- Thursday, May 3, 2012

BERLIN — Elections across Europe this spring are giving former fringe political parties a boost, as voter anger in Greece, Germany and France translates into bigger gains for the far left and far right.

“What these populist extremists in the left and the right try to exploit is a lack of community, cohesion and [sense of] belonging in people,” said Henning Meyer, a political scientist at the London School of Economics.

Economic turmoil in Europe is bringing political upheaval in its wake, analysts say.

The significant turnout for Marine Le Pen’s far-right National Front in the first round of the French presidential election April 22 has been read as a protest against French President Nicolas Sarkozy’s complicity in the ongoing eurozone sovereign debt crisis. Ms. Le Pen won about 18 percent on a platform of scrapping the euro currency and quashing “Islamization” in France.

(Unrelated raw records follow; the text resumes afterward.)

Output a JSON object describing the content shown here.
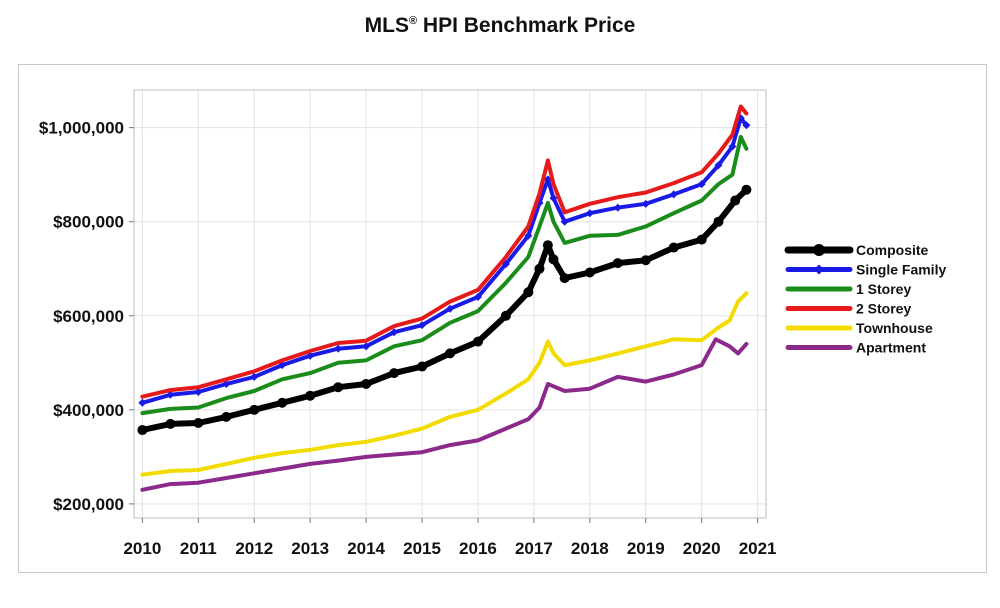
{
  "chart_data": {
    "type": "line",
    "title_main": "MLS",
    "title_sup": "®",
    "title_rest": " HPI Benchmark Price",
    "xlabel": "",
    "ylabel": "",
    "xlim": [
      2009.85,
      2021.15
    ],
    "ylim": [
      170000,
      1080000
    ],
    "grid": true,
    "legend_position": "right",
    "x_ticks": [
      {
        "value": 2010,
        "label": "2010"
      },
      {
        "value": 2011,
        "label": "2011"
      },
      {
        "value": 2012,
        "label": "2012"
      },
      {
        "value": 2013,
        "label": "2013"
      },
      {
        "value": 2014,
        "label": "2014"
      },
      {
        "value": 2015,
        "label": "2015"
      },
      {
        "value": 2016,
        "label": "2016"
      },
      {
        "value": 2017,
        "label": "2017"
      },
      {
        "value": 2018,
        "label": "2018"
      },
      {
        "value": 2019,
        "label": "2019"
      },
      {
        "value": 2020,
        "label": "2020"
      },
      {
        "value": 2021,
        "label": "2021"
      }
    ],
    "y_ticks": [
      {
        "value": 200000,
        "label": "$200,000"
      },
      {
        "value": 400000,
        "label": "$400,000"
      },
      {
        "value": 600000,
        "label": "$600,000"
      },
      {
        "value": 800000,
        "label": "$800,000"
      },
      {
        "value": 1000000,
        "label": "$1,000,000"
      }
    ],
    "series": [
      {
        "name": "Composite",
        "color": "#000000",
        "marker": "circle",
        "width": 6,
        "points": [
          [
            2010.0,
            357000
          ],
          [
            2010.5,
            370000
          ],
          [
            2011.0,
            372000
          ],
          [
            2011.5,
            385000
          ],
          [
            2012.0,
            400000
          ],
          [
            2012.5,
            415000
          ],
          [
            2013.0,
            430000
          ],
          [
            2013.5,
            448000
          ],
          [
            2014.0,
            455000
          ],
          [
            2014.5,
            478000
          ],
          [
            2015.0,
            492000
          ],
          [
            2015.5,
            520000
          ],
          [
            2016.0,
            545000
          ],
          [
            2016.5,
            600000
          ],
          [
            2016.9,
            650000
          ],
          [
            2017.1,
            700000
          ],
          [
            2017.25,
            750000
          ],
          [
            2017.35,
            720000
          ],
          [
            2017.55,
            680000
          ],
          [
            2018.0,
            692000
          ],
          [
            2018.5,
            712000
          ],
          [
            2019.0,
            718000
          ],
          [
            2019.5,
            745000
          ],
          [
            2020.0,
            762000
          ],
          [
            2020.3,
            800000
          ],
          [
            2020.6,
            845000
          ],
          [
            2020.8,
            868000
          ]
        ]
      },
      {
        "name": "Single Family",
        "color": "#1a1ae6",
        "marker": "diamond",
        "width": 4,
        "points": [
          [
            2010.0,
            415000
          ],
          [
            2010.5,
            432000
          ],
          [
            2011.0,
            438000
          ],
          [
            2011.5,
            455000
          ],
          [
            2012.0,
            470000
          ],
          [
            2012.5,
            495000
          ],
          [
            2013.0,
            515000
          ],
          [
            2013.5,
            530000
          ],
          [
            2014.0,
            535000
          ],
          [
            2014.5,
            565000
          ],
          [
            2015.0,
            580000
          ],
          [
            2015.5,
            615000
          ],
          [
            2016.0,
            640000
          ],
          [
            2016.5,
            710000
          ],
          [
            2016.9,
            770000
          ],
          [
            2017.1,
            840000
          ],
          [
            2017.25,
            890000
          ],
          [
            2017.35,
            850000
          ],
          [
            2017.55,
            800000
          ],
          [
            2018.0,
            818000
          ],
          [
            2018.5,
            830000
          ],
          [
            2019.0,
            838000
          ],
          [
            2019.5,
            858000
          ],
          [
            2020.0,
            880000
          ],
          [
            2020.3,
            920000
          ],
          [
            2020.55,
            960000
          ],
          [
            2020.7,
            1020000
          ],
          [
            2020.8,
            1005000
          ]
        ]
      },
      {
        "name": "1 Storey",
        "color": "#1a8c1a",
        "marker": "none",
        "width": 4,
        "points": [
          [
            2010.0,
            393000
          ],
          [
            2010.5,
            402000
          ],
          [
            2011.0,
            405000
          ],
          [
            2011.5,
            425000
          ],
          [
            2012.0,
            440000
          ],
          [
            2012.5,
            465000
          ],
          [
            2013.0,
            478000
          ],
          [
            2013.5,
            500000
          ],
          [
            2014.0,
            505000
          ],
          [
            2014.5,
            535000
          ],
          [
            2015.0,
            548000
          ],
          [
            2015.5,
            585000
          ],
          [
            2016.0,
            610000
          ],
          [
            2016.5,
            670000
          ],
          [
            2016.9,
            725000
          ],
          [
            2017.1,
            790000
          ],
          [
            2017.25,
            840000
          ],
          [
            2017.35,
            800000
          ],
          [
            2017.55,
            755000
          ],
          [
            2018.0,
            770000
          ],
          [
            2018.5,
            772000
          ],
          [
            2019.0,
            790000
          ],
          [
            2019.5,
            818000
          ],
          [
            2020.0,
            845000
          ],
          [
            2020.3,
            880000
          ],
          [
            2020.55,
            900000
          ],
          [
            2020.7,
            980000
          ],
          [
            2020.8,
            955000
          ]
        ]
      },
      {
        "name": "2 Storey",
        "color": "#e61a1a",
        "marker": "none",
        "width": 4,
        "points": [
          [
            2010.0,
            428000
          ],
          [
            2010.5,
            442000
          ],
          [
            2011.0,
            448000
          ],
          [
            2011.5,
            465000
          ],
          [
            2012.0,
            482000
          ],
          [
            2012.5,
            505000
          ],
          [
            2013.0,
            525000
          ],
          [
            2013.5,
            542000
          ],
          [
            2014.0,
            547000
          ],
          [
            2014.5,
            578000
          ],
          [
            2015.0,
            594000
          ],
          [
            2015.5,
            630000
          ],
          [
            2016.0,
            655000
          ],
          [
            2016.5,
            725000
          ],
          [
            2016.9,
            790000
          ],
          [
            2017.1,
            860000
          ],
          [
            2017.25,
            930000
          ],
          [
            2017.35,
            880000
          ],
          [
            2017.55,
            820000
          ],
          [
            2018.0,
            838000
          ],
          [
            2018.5,
            852000
          ],
          [
            2019.0,
            862000
          ],
          [
            2019.5,
            882000
          ],
          [
            2020.0,
            905000
          ],
          [
            2020.3,
            945000
          ],
          [
            2020.55,
            985000
          ],
          [
            2020.7,
            1045000
          ],
          [
            2020.8,
            1030000
          ]
        ]
      },
      {
        "name": "Townhouse",
        "color": "#f2dc00",
        "marker": "none",
        "width": 4,
        "points": [
          [
            2010.0,
            262000
          ],
          [
            2010.5,
            270000
          ],
          [
            2011.0,
            272000
          ],
          [
            2011.5,
            285000
          ],
          [
            2012.0,
            298000
          ],
          [
            2012.5,
            308000
          ],
          [
            2013.0,
            315000
          ],
          [
            2013.5,
            325000
          ],
          [
            2014.0,
            332000
          ],
          [
            2014.5,
            345000
          ],
          [
            2015.0,
            360000
          ],
          [
            2015.5,
            385000
          ],
          [
            2016.0,
            400000
          ],
          [
            2016.5,
            435000
          ],
          [
            2016.9,
            465000
          ],
          [
            2017.1,
            500000
          ],
          [
            2017.25,
            545000
          ],
          [
            2017.35,
            520000
          ],
          [
            2017.55,
            495000
          ],
          [
            2018.0,
            505000
          ],
          [
            2018.5,
            520000
          ],
          [
            2019.0,
            535000
          ],
          [
            2019.5,
            550000
          ],
          [
            2020.0,
            548000
          ],
          [
            2020.3,
            575000
          ],
          [
            2020.5,
            590000
          ],
          [
            2020.65,
            630000
          ],
          [
            2020.8,
            648000
          ]
        ]
      },
      {
        "name": "Apartment",
        "color": "#8c2a8c",
        "marker": "none",
        "width": 4,
        "points": [
          [
            2010.0,
            230000
          ],
          [
            2010.5,
            242000
          ],
          [
            2011.0,
            245000
          ],
          [
            2011.5,
            255000
          ],
          [
            2012.0,
            265000
          ],
          [
            2012.5,
            275000
          ],
          [
            2013.0,
            285000
          ],
          [
            2013.5,
            292000
          ],
          [
            2014.0,
            300000
          ],
          [
            2014.5,
            305000
          ],
          [
            2015.0,
            310000
          ],
          [
            2015.5,
            325000
          ],
          [
            2016.0,
            335000
          ],
          [
            2016.5,
            360000
          ],
          [
            2016.9,
            380000
          ],
          [
            2017.1,
            405000
          ],
          [
            2017.25,
            455000
          ],
          [
            2017.35,
            450000
          ],
          [
            2017.55,
            440000
          ],
          [
            2018.0,
            445000
          ],
          [
            2018.5,
            470000
          ],
          [
            2019.0,
            460000
          ],
          [
            2019.5,
            475000
          ],
          [
            2020.0,
            495000
          ],
          [
            2020.25,
            550000
          ],
          [
            2020.5,
            535000
          ],
          [
            2020.65,
            520000
          ],
          [
            2020.8,
            540000
          ]
        ]
      }
    ]
  }
}
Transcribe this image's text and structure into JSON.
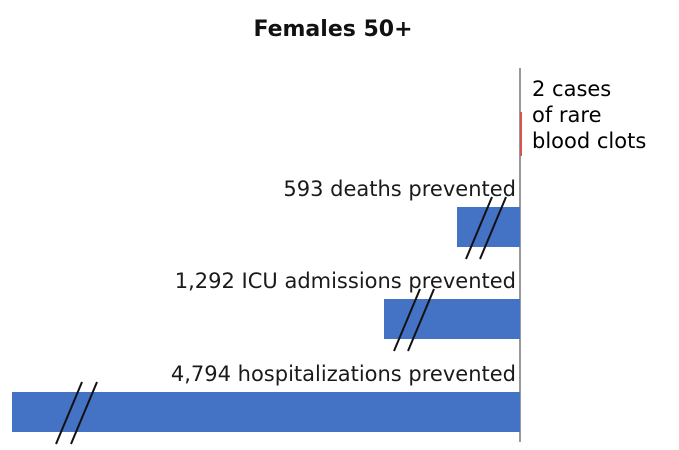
{
  "chart_data": {
    "type": "bar",
    "title": "Females 50+",
    "orientation": "horizontal",
    "note": "Bars shown with axis-break marks (broken bars, not to scale)",
    "categories": [
      "deaths prevented",
      "ICU admissions prevented",
      "hospitalizations prevented"
    ],
    "values": [
      593,
      1292,
      4794
    ],
    "labels": [
      "593 deaths prevented",
      "1,292 ICU admissions prevented",
      "4,794 hospitalizations prevented"
    ],
    "harm": {
      "value": 2,
      "label_lines": [
        "2 cases",
        "of rare",
        "blood clots"
      ]
    },
    "colors": {
      "bars": "#4472c4",
      "harm": "#d9534f",
      "axis": "#555555"
    },
    "xlabel": "",
    "ylabel": ""
  }
}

Meanwhile, the anti-European Union far left won about 11 percent of the French vote.

In Greece, three extreme right-wing parties are predicted to win as much as 15 percent of the national vote Sunday as reaction to growing poverty and unemployment blamed on severe austerity measures imposed by the EU, analysts say.

The Golden Dawn Party, with a distinct neo-Nazi agenda, has become synonymous with anti-immigration extremism in Greece.

The strident anti-austerity policies of the nationalist Independent Greeks party - formed barely two months ago but already attracting 10 percent of the vote in public opinion polls - illustrates the key source of voters’ disillusion with the major parties.

Analysts say it is not clear whether the rise of these minor parties amounts to a long-term challenge to the political mainstream.

“[It’s] globalization, and the fact that people feel detached from what’s happening [politically and economically],” said Roman Gerodimos, a senior lecturer in international current affairs at Bournemouth University in Britain.

“They feel powerless, and when they feel powerless they tend to rally for the extremist parties.”

The far right has made tremendous political gains in Switzerland and Austria in the past decade.

In Germany, Europe’s economic powerhouse, fringe parties are starting to attract long-disillusioned and politically disengaged citizens, Mr. Gerodimos said.

Support for the single-issue Pirate Party in Germany, which opposes government regulation of the Internet, has jumped in the past year after attracting voters through simple political slogans promoting Internet freedom and political transparency.

The Pirate Party won provincial parliamentary seats for the first time in two German states in the past six months. It is now polling at 14 percent of the national vote.

Hans-Peter Bartels - a member of parliament from the center-left Social Democratic Party that will challenge Angela Merkel’s conservative Christian Democratic Union in 2013 federal elections - expressed dismay at the rise of the Pirates, whom he calls “laptop-Marxists.”

“They are a reaction to what the mainstream parties are offering,” Mr. Meyer said.

The far left and right also are affecting the campaigns of mainstream candidates.

Since the first round in the French presidential election, Mr. Sarkozy has tilted even more to the right to try to win over Ms. Le Pen’s voters. Socialist presidential candidate Francois Hollande said last week that he would not revoke France’s law banning full-face veils worn by some Muslim women, long an issue for the right.

In Greece, the far-right Independent Greeks, the anti-bailout and anti-immigration party, have made massive gains in a short time. This may serve to shift the center further to the right.

This could be bad news for the EU, the International Monetary Fund and the European Central Bank. Those institutions want to be sure that any ruling coalition in Greece has the political support to comply with stringent loan requirements.

“The question is not whether the two main parties are going to form a government or not. It’s whether they are going to have the political legitimacy to actually implement these things on a day-to-day basis,” Mr. Gerodimos said.

Meanwhile, the EU is worried that the success of minor parties is linked to rising anti-EU sentiment, according to European Commission spokesman Olivier Bailly.

Pro-EU forces are alarmed that this trend means more nationalism and protectionism, not a united Europe.

“Politically speaking,” Mr. Meyer said, “this is the fallout from the economic crisis that haunted us now in different guises for the last five years.”